United States District Court, W.D. North Carolina, Charlotte Division
Dec 8, 2021
3:20-cv-00391-RJC-DCK (W.D.N.C. Dec. 8, 2021)

Opinion

3:20-cv-00391-RJC-DCK

12-08-2021

JOSHUA GALLE, Plaintiff, v. THE CHARLOTTE-MECKLENBURG HOSPITAL AUTHORITY ATRIUM HEALTH, INC. KORN FERRY HAY GROUP, INC., Defendants.


ORDER

Robert J. Conrad, Jr. United States District Judge

THIS MATTER comes before the Court on Defendant the Charlotte-Mecklenburg Hospital Authority d/b/a Atrium Health's (“Atrium”) Motion for Partial Dismissal of the First Amended Complaint (Doc. No. 29), Defendant Korn Ferry Hay Group, Inc.'s (“Korn Ferry”) Motion to Set Aside Entry of Default and Motion for Leave to File Motion to Dismiss Out of Time (“Motion to Set Aside Entry of Default”) (Doc. No. 40), Korn Ferry's Motion to Dismiss (Doc. No. 44), and the Magistrate Judge's Memorandum and Recommendation (“M&R”) (Doc. No. 76). For the reasons stated herein the Court ADOPTS the Magistrate Judge's M&R.

I. BACKGROUND

Plaintiff objects that the M&R decided issues of fact in dispute and drew inferences in favor of the Defendants. The Court will complete a de novo review of the facts.

A. Factual Background

Accepting the factual allegations in the Complaint as true, Plaintiff is a “decorated combat veteran” who “suffered a combat related injury during an initial combat tour to Iraq.” (Doc. No. 22 ¶ 19). In 2004, he left college a few credits short of obtaining his degree, to enlist in the Marines after learning two of his friends were killed in action in Iraq. (Id.). After being injured, Plaintiff was honorably discharged and reentered civilian life, obtaining civilian employment, and a master level degree. (Id. ¶ 20).

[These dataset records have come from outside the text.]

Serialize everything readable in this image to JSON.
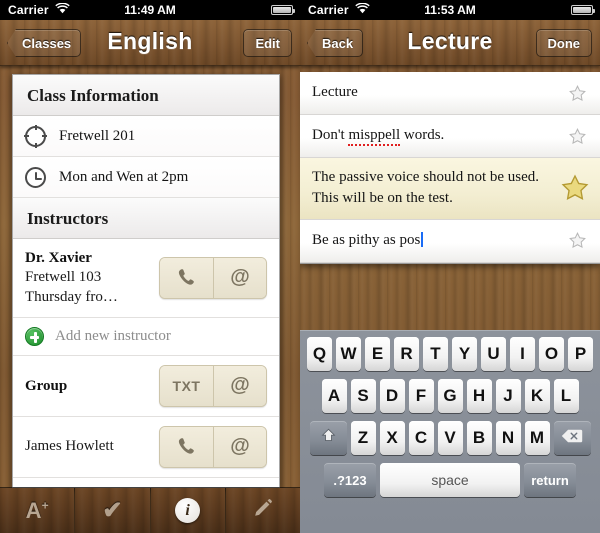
{
  "left_screen": {
    "status_bar": {
      "carrier": "Carrier",
      "wifi_icon": "wifi-icon",
      "time": "11:49 AM",
      "battery_icon": "battery-icon"
    },
    "nav": {
      "back_label": "Classes",
      "title": "English",
      "action_label": "Edit"
    },
    "sections": [
      {
        "header": "Class Information",
        "rows": [
          {
            "icon": "compass-icon",
            "text": "Fretwell 201"
          },
          {
            "icon": "clock-icon",
            "text": "Mon and Wen at 2pm"
          }
        ]
      },
      {
        "header": "Instructors",
        "instructor": {
          "name": "Dr. Xavier",
          "location": "Fretwell 103",
          "hours": "Thursday fro…",
          "buttons": [
            {
              "icon": "phone-icon",
              "label": "✆"
            },
            {
              "icon": "email-icon",
              "label": "@"
            }
          ]
        },
        "add_row": {
          "icon": "plus-circle-icon",
          "label": "Add new instructor"
        }
      }
    ],
    "group_row": {
      "label": "Group",
      "buttons": [
        {
          "icon": "text-message-icon",
          "label": "TXT"
        },
        {
          "icon": "email-icon",
          "label": "@"
        }
      ]
    },
    "contact_row": {
      "label": "James Howlett",
      "buttons": [
        {
          "icon": "phone-icon",
          "label": "✆"
        },
        {
          "icon": "email-icon",
          "label": "@"
        }
      ]
    },
    "tabs": [
      {
        "name": "grades",
        "icon": "a-plus-icon",
        "glyph": "A",
        "sup": "+",
        "active": false
      },
      {
        "name": "tasks",
        "icon": "checkmark-icon",
        "glyph": "✔",
        "active": false
      },
      {
        "name": "info",
        "icon": "info-circle-icon",
        "glyph": "i",
        "active": true
      },
      {
        "name": "notes",
        "icon": "pencil-icon",
        "glyph": "✎",
        "active": false
      }
    ]
  },
  "right_screen": {
    "status_bar": {
      "carrier": "Carrier",
      "wifi_icon": "wifi-icon",
      "time": "11:53 AM",
      "battery_icon": "battery-icon"
    },
    "nav": {
      "back_label": "Back",
      "title": "Lecture",
      "action_label": "Done"
    },
    "notes": [
      {
        "text": "Lecture",
        "starred": false,
        "editing": false
      },
      {
        "text_before": "Don't ",
        "misspelled": "misppell",
        "text_after": " words.",
        "starred": false,
        "editing": false
      },
      {
        "text": "The passive voice should not be used. This will be on the test.",
        "starred": true,
        "editing": false
      },
      {
        "text": "Be as pithy as pos",
        "starred": false,
        "editing": true
      }
    ],
    "keyboard": {
      "row1": [
        "Q",
        "W",
        "E",
        "R",
        "T",
        "Y",
        "U",
        "I",
        "O",
        "P"
      ],
      "row2": [
        "A",
        "S",
        "D",
        "F",
        "G",
        "H",
        "J",
        "K",
        "L"
      ],
      "row3": [
        "Z",
        "X",
        "C",
        "V",
        "B",
        "N",
        "M"
      ],
      "shift_icon": "shift-icon",
      "shift_glyph": "⇧",
      "backspace_icon": "backspace-icon",
      "backspace_glyph": "⌫",
      "numbers_label": ".?123",
      "space_label": "space",
      "return_label": "return"
    }
  },
  "colors": {
    "wood": "#835933",
    "star_filled": "#e8d27a",
    "spellcheck_underline": "#e02020",
    "caret": "#1a6cf5",
    "add_green": "#1d8c2c",
    "contact_button": "#ede8d6"
  }
}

In or around April 2019, Plaintiff was living in Milton, Georgia, and was employed by Anthem Blue Cross Blue Shield (“Anthem”). (Id. ¶ 22). He was contacted by an agent of Korn Ferry, and was “continuously urged . . . to seek employment” with Atrium. (Id. ¶ 21). Plaintiff interviewed for a Human Resources Strategic Partner position with Atrium in Charlotte, North Carolina. (Id.). His interview process was “extremely thorough” taking approximately three months to complete, including telephonic and in person interviews and background checks. (Id. ¶ 23). During the process, Plaintiff engaged in “copious discussions” relating to his educational background, and his military and work experience. (Id.). He also “disclosed that he had a service connected disability, but was not asked to provide details about the disability.” (Id.).

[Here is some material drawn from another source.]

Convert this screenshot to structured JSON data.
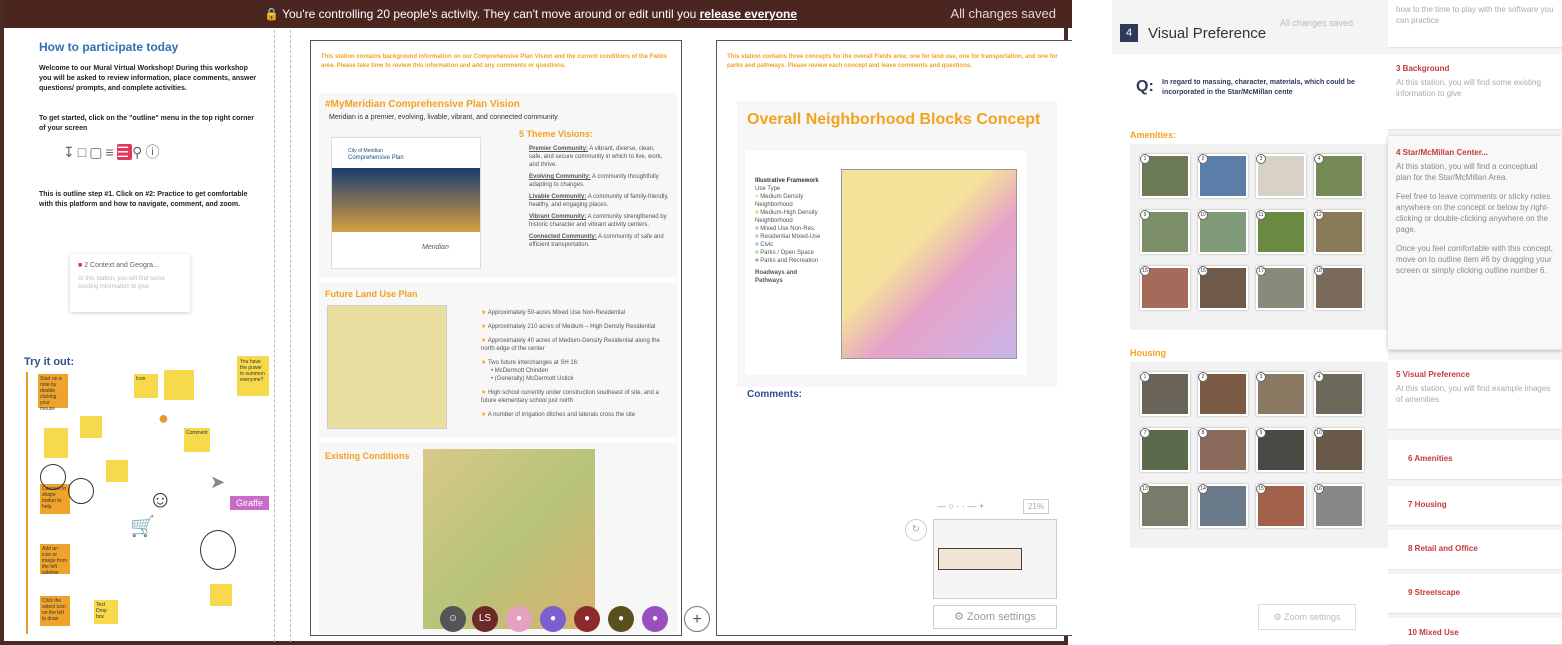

On June 26, 2019, Plaintiff received a verbal offer for employment with Atrium from David Atkinson, Vice President of HR Strategy and Transformation (“Atkinson”). (Id. ¶ 24). The offer was confirmed by an email to Plaintiff, which Plaintiff accepted the same day by email. (Id. ¶¶ 24-25). Plaintiff also requested an employment agreement so that he could resign from his role at Anthem. (Id. ¶¶ 26-27). As requested, on June 28, 2019, Atrium provided Plaintiff with written terms of his employment, including (1) an employment term of one year; (2) base pay of $170,000; (3) a management incentive plan totaling 15% of his base pay; (4) a relocation stipend of $24,000; (5) a $37,750 sign on bonus; and (6) three months of temporary housing, among other non-monetary compensation terms. (Id. ¶ 28). Plaintiff executed various contracts outlining these employment terms on July 1, 2019. (Id. ¶ 29).

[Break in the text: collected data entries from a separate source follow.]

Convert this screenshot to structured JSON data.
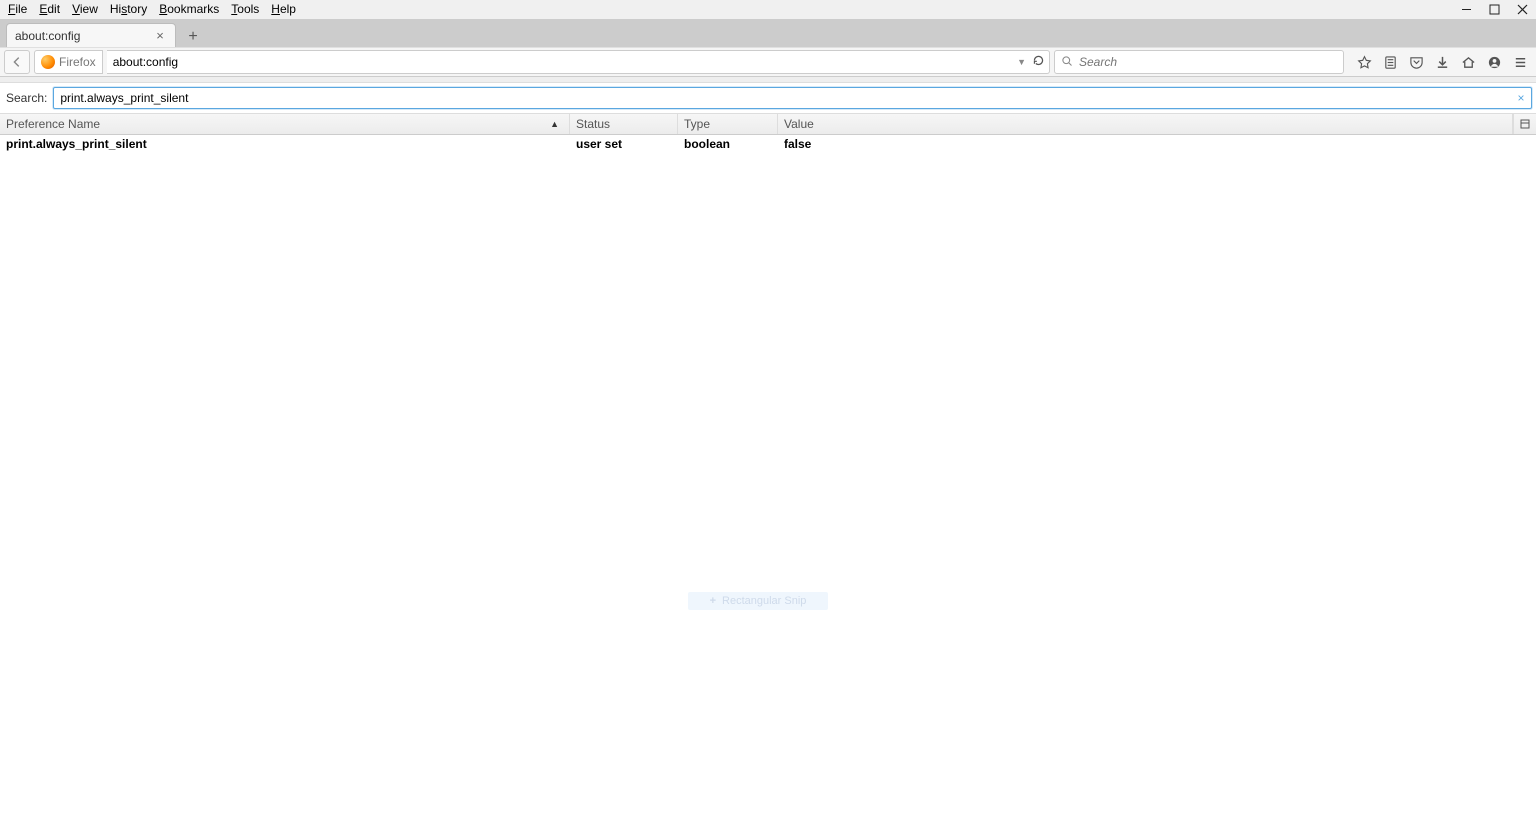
{
  "menubar": [
    "File",
    "Edit",
    "View",
    "History",
    "Bookmarks",
    "Tools",
    "Help"
  ],
  "tab": {
    "title": "about:config"
  },
  "identity_label": "Firefox",
  "url_value": "about:config",
  "search_placeholder": "Search",
  "cfg": {
    "search_label": "Search:",
    "search_value": "print.always_print_silent",
    "columns": {
      "pref": "Preference Name",
      "status": "Status",
      "type": "Type",
      "value": "Value"
    },
    "row": {
      "pref": "print.always_print_silent",
      "status": "user set",
      "type": "boolean",
      "value": "false"
    }
  },
  "snip_text": "Rectangular Snip"
}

Plaintiff's start date was July 15, 2019, but he was “required to immediately begin performing tasks for Defendant” before his start date. (Id. ¶ 30). Relying on his new employment with Atrium, Plaintiff resigned from Anthem on July 1, 2019, and prepared to move to Charlotte. (Id. ¶ 31). On July 9, 2019, Plaintiff corresponded with Ms. Underdown, an Atrium employee assisting him with relocation and temporary housing (“Underdown”). (Id. ¶¶ 32-34). Plaintiff informed Underdown that “he was a combat veteran with a service-connected disability, and that he would need to be accommodated with a first-floor apartment due to his disability” as well as a first-floor office or an office accessible without stairs. (Id.). After Plaintiff requested these accommodations, Underdown immediately ceased communications with him. (Id. ¶¶ 35-36).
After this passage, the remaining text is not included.